More flexible working
From speaking to many different companies, she learned that there were challenges in developing women for senior roles. They included a lack of opportunities to work flexibly, also that some jobs were not attracting women. Also, there needed to be buy-in from the top, not just tick boxing.
“The idea that there is substantively something different about women’s ability to lead, be smart, strategic, dynamic and assertive is categorically false,” John offers. “With flexible working, there isn’t anybody – man, woman, young, old – who doesn’t benefit. The challenge comes when organisations agree to some kind of flexible working, then the moment anybody takes advantage of it, they’re seen as a non-serious candidate. That does disproportionately impact women.
“It seems a crying shame that we would leave on the bench dynamic, smart, challenging people just because they happen to be different than what is in an organisation.”

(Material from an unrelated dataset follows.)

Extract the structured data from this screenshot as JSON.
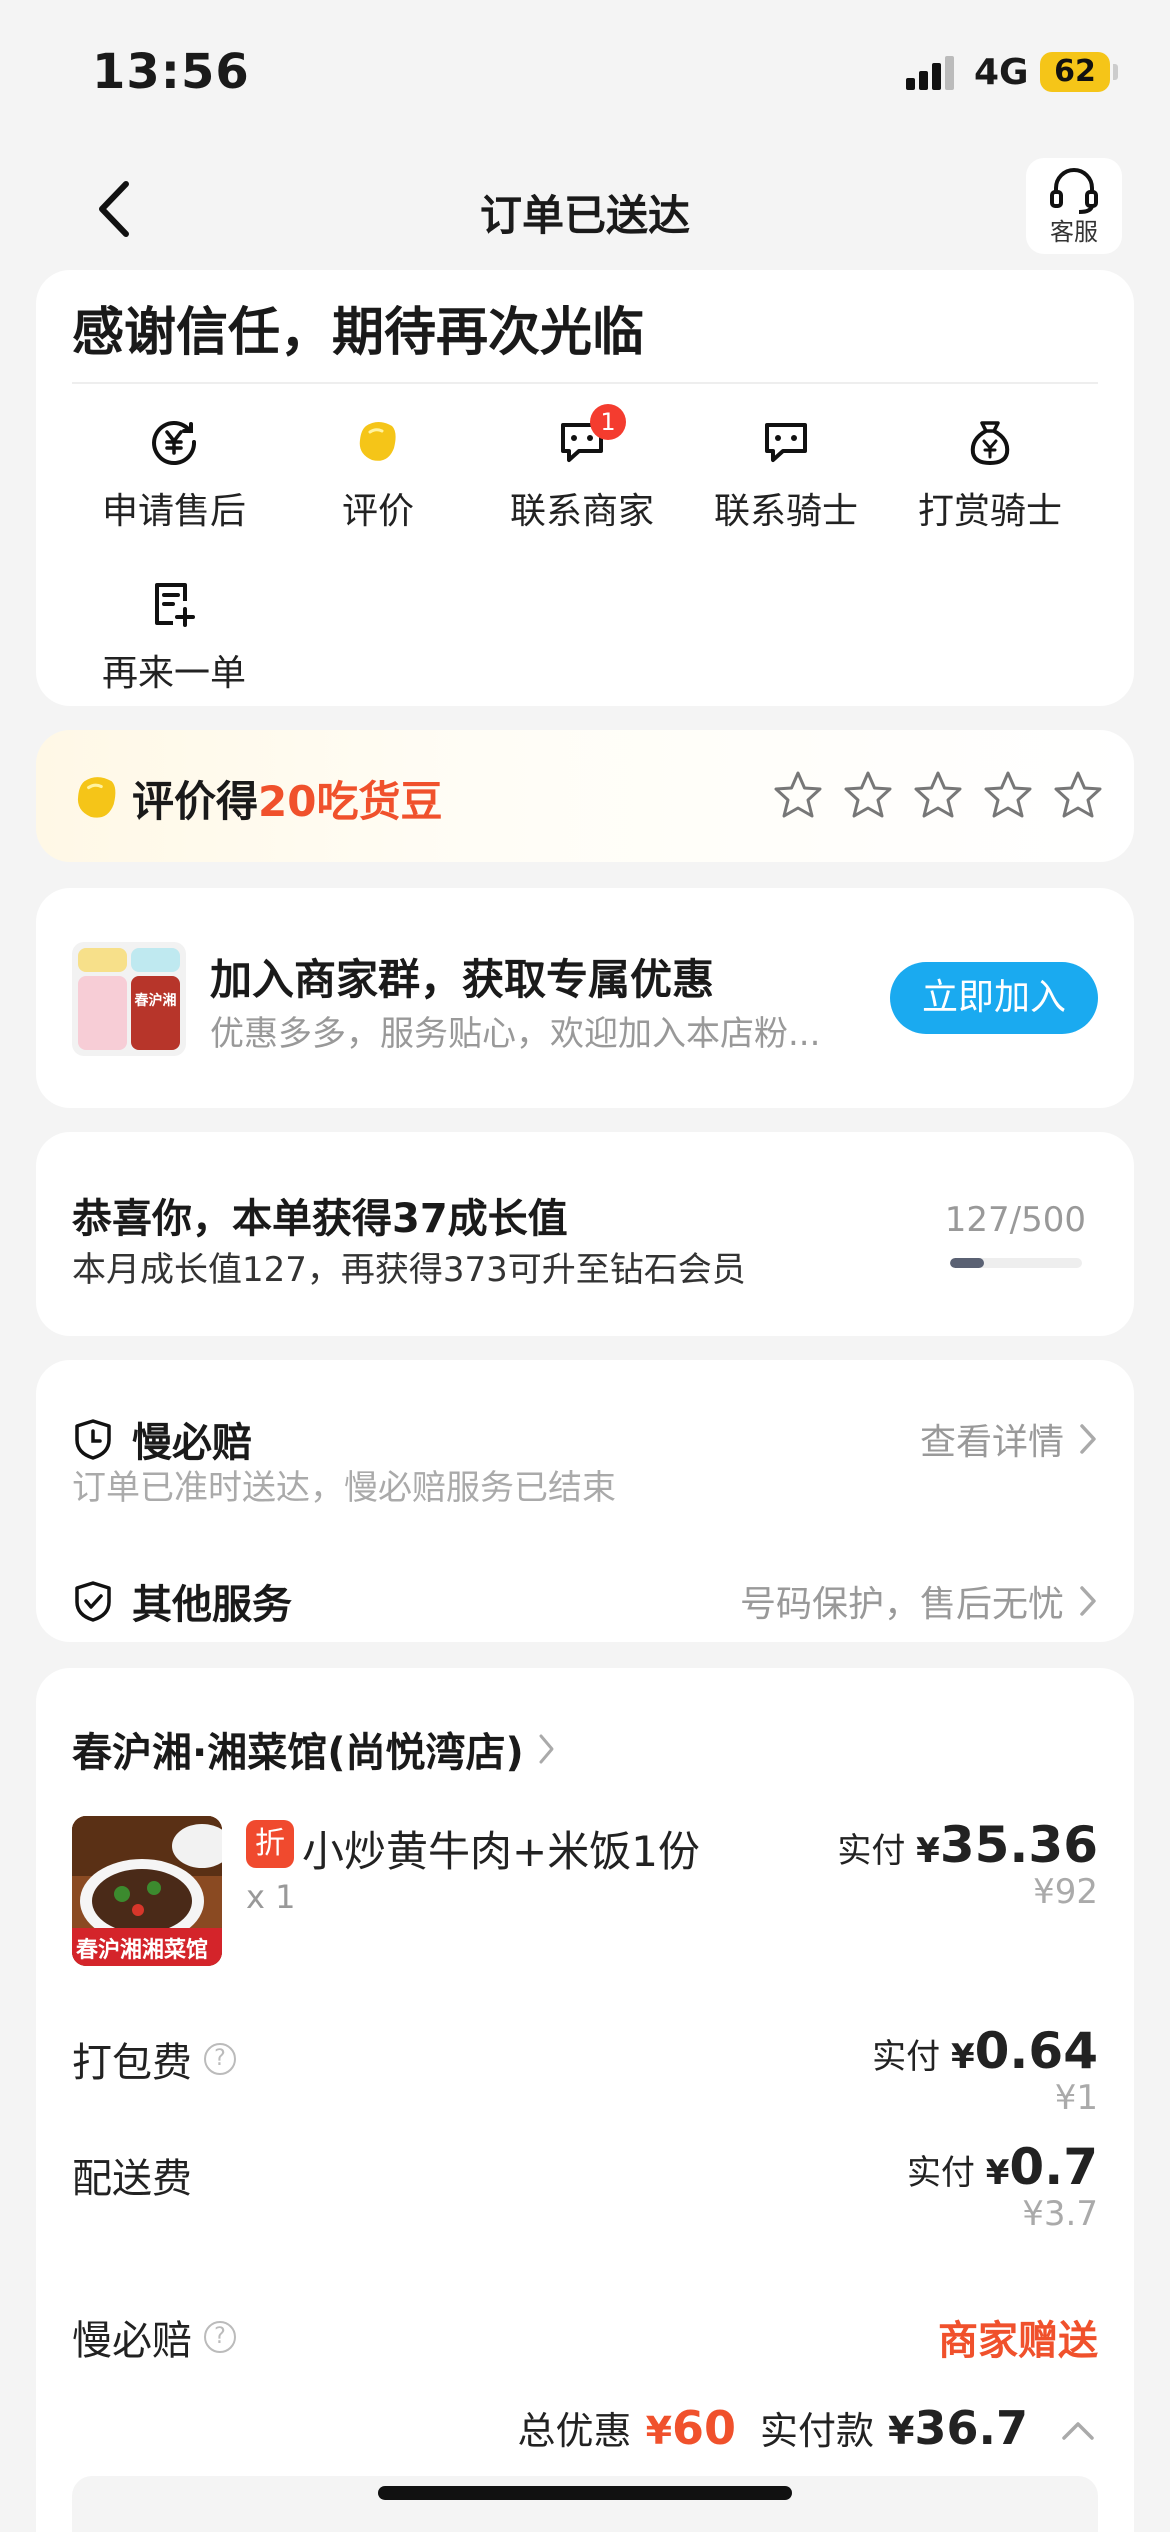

For Katie, sponsorship is a semi-solution to encouraging more women up the organisational ladder. However, John argues that sponsorship is a sign of a broken system. He adds: “In order to get a real solution, we have to understand that the workplace is not a meritocracy. If it was, brilliant women get through because they’re brilliant, rather than being hampered by gender dynamics. While we grapple with that particular demon, sponsors are going to be important. But we can never forget that, if getting ahead is who you know, which is what sponsorship is about, then it a valuable short-term solution.”

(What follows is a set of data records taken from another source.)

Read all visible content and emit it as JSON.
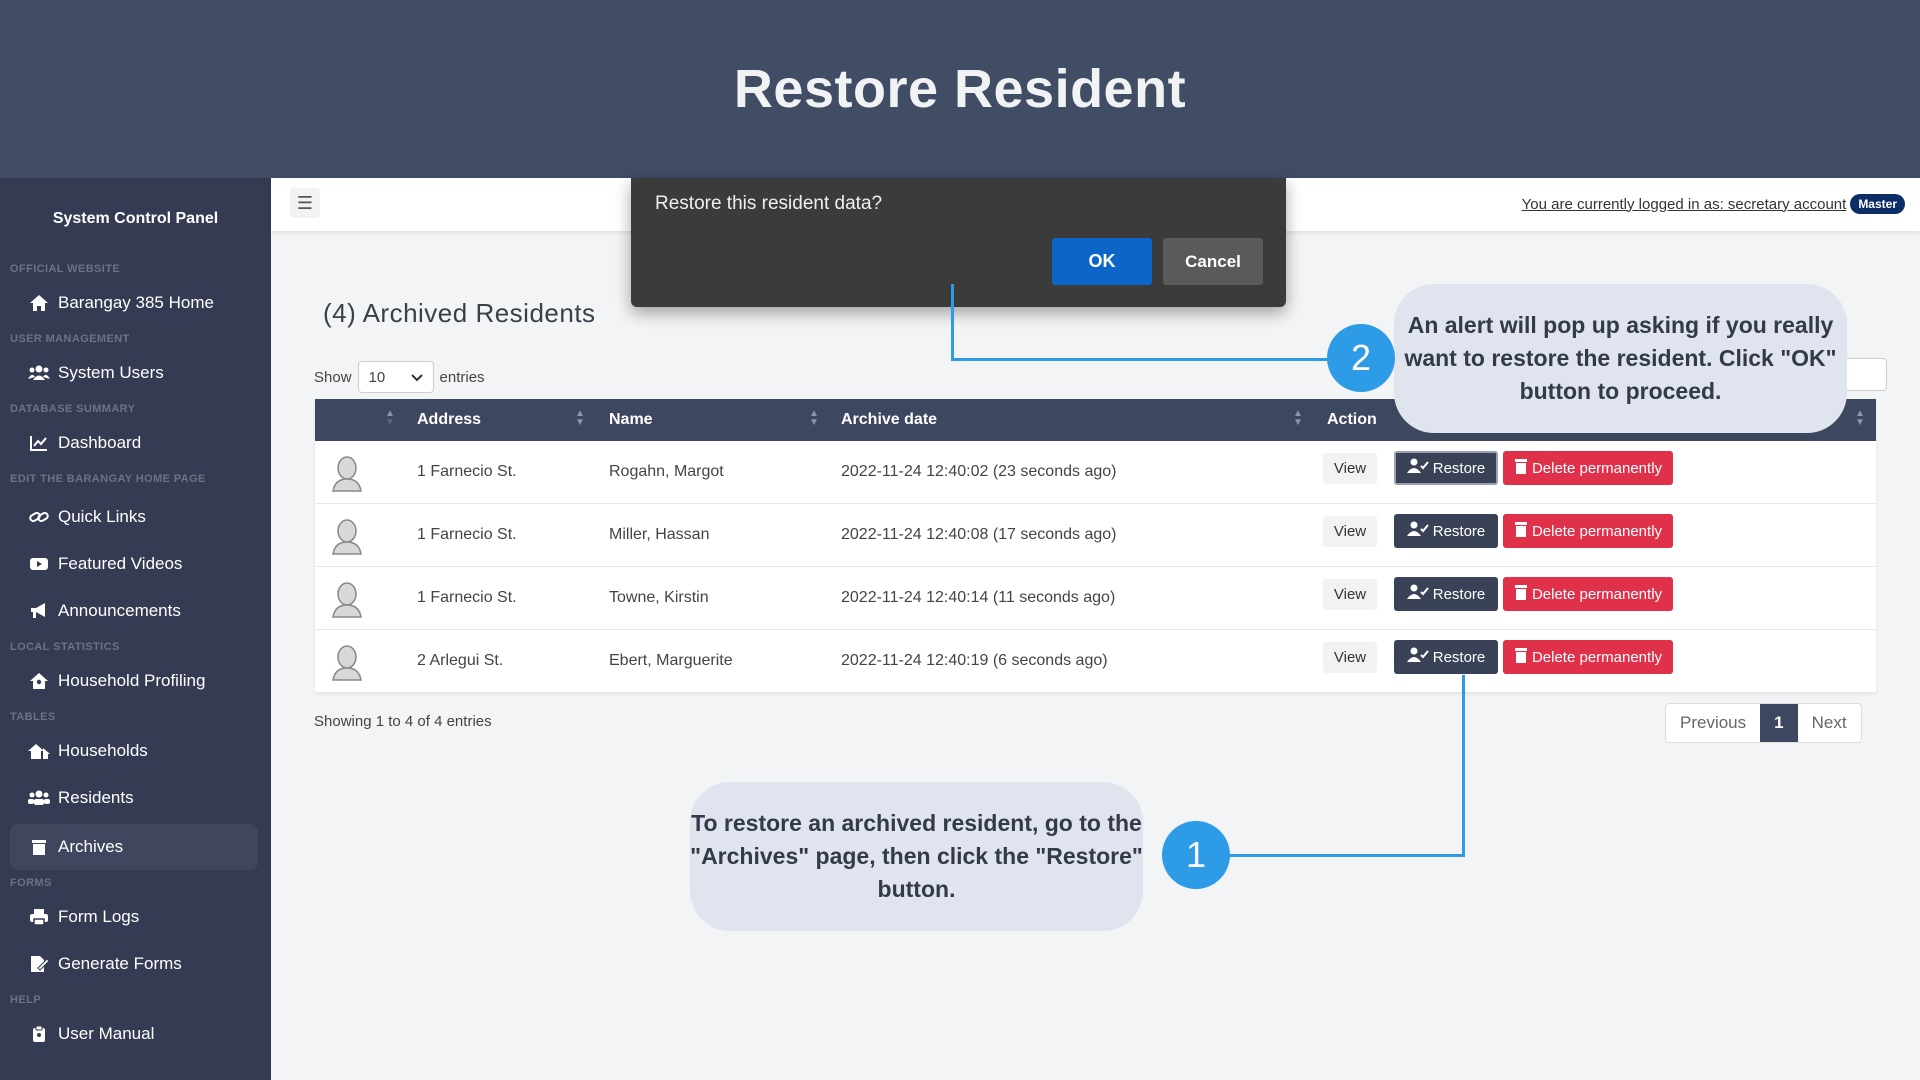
{
  "banner": {
    "title": "Restore Resident"
  },
  "sidebar": {
    "title": "System Control Panel",
    "sections": {
      "official_website": "OFFICIAL WEBSITE",
      "user_management": "USER MANAGEMENT",
      "database_summary": "DATABASE SUMMARY",
      "edit_home": "EDIT THE BARANGAY HOME PAGE",
      "local_statistics": "LOCAL STATISTICS",
      "tables": "TABLES",
      "forms": "FORMS",
      "help": "HELP"
    },
    "items": {
      "home": "Barangay 385 Home",
      "system_users": "System Users",
      "dashboard": "Dashboard",
      "quick_links": "Quick Links",
      "featured_videos": "Featured Videos",
      "announcements": "Announcements",
      "household_profiling": "Household Profiling",
      "households": "Households",
      "residents": "Residents",
      "archives": "Archives",
      "form_logs": "Form Logs",
      "generate_forms": "Generate Forms",
      "user_manual": "User Manual"
    }
  },
  "topbar": {
    "logged_in": "You are currently logged in as: secretary account",
    "role_badge": "Master"
  },
  "page": {
    "title": "(4) Archived Residents",
    "show_label": "Show",
    "entries_value": "10",
    "entries_label": "entries",
    "showing": "Showing 1 to 4 of 4 entries"
  },
  "table": {
    "columns": {
      "address": "Address",
      "name": "Name",
      "archive_date": "Archive date",
      "action": "Action"
    },
    "rows": [
      {
        "address": "1 Farnecio St.",
        "name": "Rogahn, Margot",
        "date": "2022-11-24 12:40:02 (23 seconds ago)"
      },
      {
        "address": "1 Farnecio St.",
        "name": "Miller, Hassan",
        "date": "2022-11-24 12:40:08 (17 seconds ago)"
      },
      {
        "address": "1 Farnecio St.",
        "name": "Towne, Kirstin",
        "date": "2022-11-24 12:40:14 (11 seconds ago)"
      },
      {
        "address": "2 Arlegui St.",
        "name": "Ebert, Marguerite",
        "date": "2022-11-24 12:40:19 (6 seconds ago)"
      }
    ],
    "view_label": "View",
    "restore_label": "Restore",
    "delete_label": "Delete permanently"
  },
  "pager": {
    "previous": "Previous",
    "current": "1",
    "next": "Next"
  },
  "dialog": {
    "message": "Restore this resident data?",
    "ok": "OK",
    "cancel": "Cancel"
  },
  "callouts": {
    "step1_number": "1",
    "step1_text": "To restore an archived resident, go to the \"Archives\" page, then click the \"Restore\" button.",
    "step2_number": "2",
    "step2_text": "An alert will pop up asking if you really want to restore the resident. Click \"OK\" button to proceed."
  },
  "colors": {
    "banner": "#414c65",
    "sidebar": "#343b52",
    "table_header": "#3e4760",
    "ok_button": "#0b66c8",
    "delete_button": "#e0314b",
    "callout_accent": "#2e9be6"
  }
}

John is also not a fan of unconscious bias training which has involved companies spending huge amounts of money with little result. He favours Katie’s approach of creating a pipeline of opportunity because, “it’s not just about populating women, it’s about making sure that brilliant brains aren’t left on the bench.”
Tackling the status quo
Looking ahead John says that layering race on top of the gender reporting and the way they intersect will provide a more contextual picture. But there are two big challenges to overcome. Firstly, diverse teams are more difficult to lead due to differences in styles and perspectives. Therefore, it requires a better quality leader.

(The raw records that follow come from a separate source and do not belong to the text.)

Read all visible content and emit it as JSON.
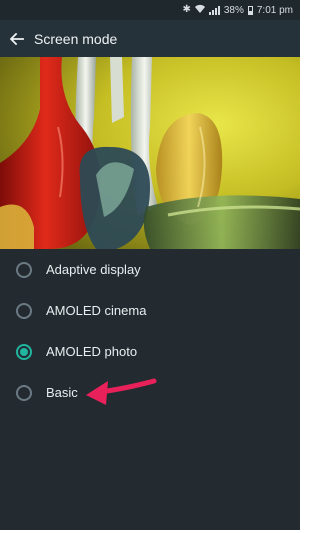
{
  "status_bar": {
    "icons": [
      "bluetooth-icon",
      "wifi-icon",
      "signal-icon"
    ],
    "battery": "38%",
    "time": "7:01 pm"
  },
  "app_bar": {
    "back_icon": "back-arrow-icon",
    "title": "Screen mode"
  },
  "options": [
    {
      "label": "Adaptive display",
      "selected": false
    },
    {
      "label": "AMOLED cinema",
      "selected": false
    },
    {
      "label": "AMOLED photo",
      "selected": true
    },
    {
      "label": "Basic",
      "selected": false
    }
  ],
  "colors": {
    "accent": "#1fb6a1",
    "annotation_arrow": "#e8215a"
  }
}
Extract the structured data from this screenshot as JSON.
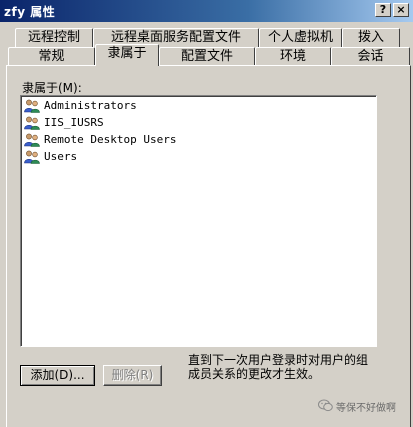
{
  "window": {
    "title": "zfy 属性",
    "help_glyph": "?",
    "close_glyph": "×"
  },
  "tabs": {
    "row_back": [
      "远程控制",
      "远程桌面服务配置文件",
      "个人虚拟机",
      "拨入"
    ],
    "row_front": [
      "常规",
      "隶属于",
      "配置文件",
      "环境",
      "会话"
    ],
    "active": "隶属于"
  },
  "memberof": {
    "label": "隶属于(M):",
    "groups": [
      "Administrators",
      "IIS_IUSRS",
      "Remote Desktop Users",
      "Users"
    ],
    "group_icon": "users-group-icon"
  },
  "buttons": {
    "add": "添加(D)...",
    "remove": "删除(R)"
  },
  "note": "直到下一次用户登录时对用户的组成员关系的更改才生效。",
  "watermark": {
    "text": "等保不好做啊",
    "icon": "wechat-icon"
  },
  "colors": {
    "window_bg": "#d4d0c8",
    "title_bar": "#0a246a",
    "list_bg": "#ffffff"
  }
}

Secondly, people like the status quo and that can be difficult to overcome. Particularly as, he feels, that things only change if people care enough. “It’s not ten years that women have been waiting for some measure of equality,” John argues. “It’s since a woman had to throw herself in front of the King’s horse; 100 years we’ve been waiting for some measure of equality. You could say the same when you look at differential recruiting and pay gaps in ethnicity and gender.
“What we do care enough about is old stereotypes that tell us women are good for this, and black people are good for that. And that, diversity and inclusion attack mediocrity, not straight, white, older men.
“We know that the impact of inclusion and diversity, not just having people who look different, have different experiences, backgrounds and qualification pathways, improves the bottom line. It reduces blind spots, and it increases strategic perspective – you name it, it delivers value.”
Katie is confident that there will be a shift over the next three years. “From the conversations I’ve had, I get the feeling that they’re ready to see progress,” she reveals. “Which is one of the reasons why I called the awards WeQual because, hopefully, we’re going to include other diverse groups and minorities. There’s a whole bigger picture that we haven’t really looked at.”
She has been encouraged by the fact that more than 20 CEOs from the FTSE 100 will be at the awards ceremony because “it means they get it. It will be interesting to see where these women go and next year see how many companies realise that it’s not bad to put their women forward. So, this is just the beginning.”